Argument of Justice Breyer
Mr. Breyer: As Justice Kennedy said, Justice Stevens, Justice Souter, Justice Ginburg and I dissent in this case.
It is a capital case.
It arises out of unusual circumstances of a kind that I have not seen before in the 25 years that I have served in the federal bench.
It may sound complicated and technical but it is not; it is simple.
After the Court of Appeals wrote and issued its decision, and after the rehearing petition was denied, but before the Court issued its mandate, the panel's writing judge happened to come across a document that had been inexplicably omitted from the record.
It was a psychiatric report based upon a childhood investigation that concluded that petitioner suffered from bouts of schizophrenia at the time of the crime.
The judge, after spending hundreds of hours reviewing what was a vast record, concluded that the panel's initial opinion was clearly wrong.
It said there was no such evidence that the document was critically important and that to ignore that document would lead to a miscarriage of justice.
Consequently, the panel rewrote its decision and it corrected the error.
The Court now holds that the panel abused its discretion in doing that.
Well, how could that be so?
The majority does not claim that the panel was trying to skirt any statutory restrictions, say the restrictions that limit the filling of second habeas petitions.
Our Court does not claim that the panel's action reflected anything other than what it purported to be, a good faith effort to cure an inadvertent error in a death case to avoid potential miscarriage of justice and those tempted to believe that the document is not seriously and significantly related to the adequacy of trial counsel's performance, or for some other reason is unimportant, might simply read it.
It is attached to the dissent.
What, I repeat, was the panel supposed to do?
Ignore the error?
We in dissent believe the Court is wrong in this case and more than that, a legal system is based on rules, it also seeks justice in the individual case.

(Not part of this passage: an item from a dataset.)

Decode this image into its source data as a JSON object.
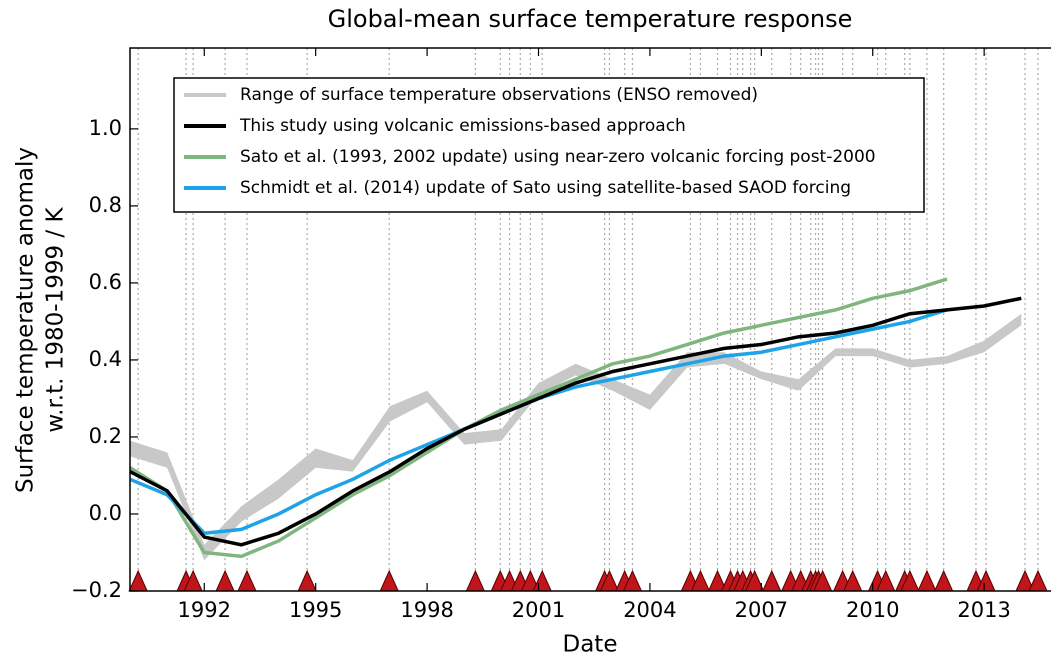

Sometimes, those ends conflict.
To take account of that possible conflict, the system often grants judges a degree of discretion thereby providing oil for the rule based gears.
By reversing the panel today, the Court tells other courts not to act where they believe similar action is necessary to avoid serious injustice in similar cases.
The consequence is to divorce the rule based result from the just result.
Our judicial systems seeks to avoid that divorce.
Today's case we figure is an unfortunately step in the wrong direction.